Monday, March 12, 2012

How did they teach you to be, just a happy puppet dancing on a string?

This blog is starting to become a chronicle of my conversion to all things iPad, so I suppose I'll just continue the trend here. Today's exciting topic: "Easy Content Creation." No really; it's interesting. I swear.

The reasons people love or hate the iPad are often ironically the same. The lovers only buy apps from the the Appstore and movies from iTunes and they will happily do so for the foreseeable future. The haters want to jailbreak the devices or (better yet) promote Android and have Apps freely flowing and movies flowing and free. The lovers exclaim how easy it is to surf the net and check email, while the haters wail that these underpowered content consumers will never replace the power and functionality of a "real" computer.

But no one (much) seems to be talking about iPads creating things. I got the iPad because it is a wonderful device to hold and watch things with. But, as I've said above in the blog, I'm beginning to see exactly how powerful a tool this little baby will be.

(Please allow this digression; I will get back to the point soon.)

An annoying byproduct of technology is all the different ways it doesn't work. When the tech has been planned well, and you get to your classroom ten minutes before your kids, and the Internet gods have decided to smile upon you, Voila! A futuristic educational performance awaits.

And that happens at least once in every teacher's life.

More often then not, unfortunately, you hit a snag somewhere. Snags are normal and happen with lost books, broken DVD players, inkless whiteboard markers, etc. Technological snags seem more difficult though, perhaps because so many of us teachers are not really digital natives. And we seem to remember the tech snags longer too, creating a negative feedback loop that discourages us from ever trying anything computer-y again.

Enter the iPad as a CREATOR of content in the classroom. I will never claim that the iPad works flawlessly.
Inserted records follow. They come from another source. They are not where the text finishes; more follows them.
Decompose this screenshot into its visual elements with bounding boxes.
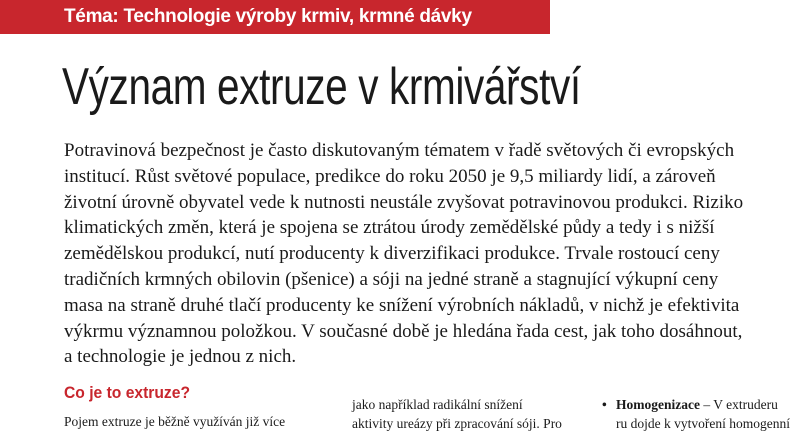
column-line: aktivity ureázy při zpracování sóji. Pro <box>352 416 562 431</box>
lead-line: výkrmu významnou položkou. V současné době je hledána řada cest, jak toho dosáhnout, <box>64 320 743 342</box>
lead-line: institucí. Růst světové populace, predikce do roku 2050 je 9,5 miliardy lidí, a zároveň <box>64 165 716 187</box>
lead-line: a technologie je jednou z nich. <box>64 346 297 368</box>
lead-line: masa na straně druhé tlačí producenty ke snížení výrobních nákladů, v nichž je efektivita <box>64 294 740 316</box>
topic-bar: Téma: Technologie výroby krmiv, krmné dávky <box>0 0 550 34</box>
lead-line: zemědělskou produkcí, nutí producenty k diverzifikaci produkce. Trvale rostoucí ceny <box>64 243 720 265</box>
lead-line: Potravinová bezpečnost je často diskutovaným tématem v řadě světových či evropských <box>64 140 735 161</box>
lead-line: tradičních krmných obilovin (pšenice) a sóji na jedné straně a stagnující výkupní ceny <box>64 268 719 290</box>
bullet-icon: • <box>602 397 607 412</box>
lead-line: životní úrovně obyvatel vede k nutnosti neustále zvyšovat potravinovou produkci. Riziko <box>64 191 744 213</box>
column-line: jako například radikální snížení <box>352 397 523 412</box>
article-title: Význam extruze v krmivářství <box>62 58 581 116</box>
lead-paragraph <box>64 138 768 370</box>
body-column-3 <box>602 395 790 433</box>
body-column-2 <box>352 395 592 433</box>
bullet-item <box>602 395 778 414</box>
bullet-continuation: ru dojde k vytvoření homogenní <box>616 416 790 431</box>
column-line: Pojem extruze je běžně využíván již více <box>64 414 286 429</box>
bullet-term: Homogenizace <box>616 397 700 412</box>
body-column-1 <box>64 412 334 431</box>
section-subhead: Co je to extruze? <box>64 383 191 402</box>
bullet-text: – V extruderu <box>699 397 778 412</box>
lead-line: klimatických změn, která je spojena se ztrátou úrody zemědělské půdy a tedy i s nižší <box>64 217 715 239</box>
I've had Apps crash, connections get dropped, and...well...I'm looking for a third thing that has gone wrong, but I can't think of one right now. In any event, things will go wrong with it. But the beauty is that this a) rarely happens and b) is easily fixable.

So when you ask kids to do something in class with their iPads, you won't be waiting for 3 minutes while they boot up the machine. You won't have to worry about whether they'll record things correctly. You also (if you have an Apple TV) won't have to worry about whether they'll be able to share their work.


Case in point: Puppet Pals. Again, a full disclaimer, I know nobody who is a part of making or selling this App. I heard about it at our recent tech conference. Several teachers said their schools had bought it for their elementary kids, but then they found that their high school kids were using it too. It is an amazingly easy video production device that creates a narrated puppet show with preset characters or pictures of characters. Want Maeve to present to the class how the water cycle works? Send her off to a corner for five minutes to record a puppet of herself doing just that, and then have her upload it to the class portal from her iPad.

Just how easy it is to use this App was proven to me by my three year old. She watched me play with it for no more than one minute, asked to use it, I gave her about 30 seconds of instruction, and (by herself) she made this.

Now I'm not planning on entering this movie into the Academy Award race. That would be foolish. Everyone knows they give preference to films released in Fall and Winter. But her intuitive ability to tell a story with this tool the first time around tells me that we are on the verge of something big. That something doesn't necessarily have to be the iPad, but with 60% of the tablet market cornered and blue skies for Apple's foreseeable future, I wouldn't feel so excited to be a traditional computer company right now.

1 comment:

  1. Thanks for sharing your insights, I think Puppet Pals is the next app. for us.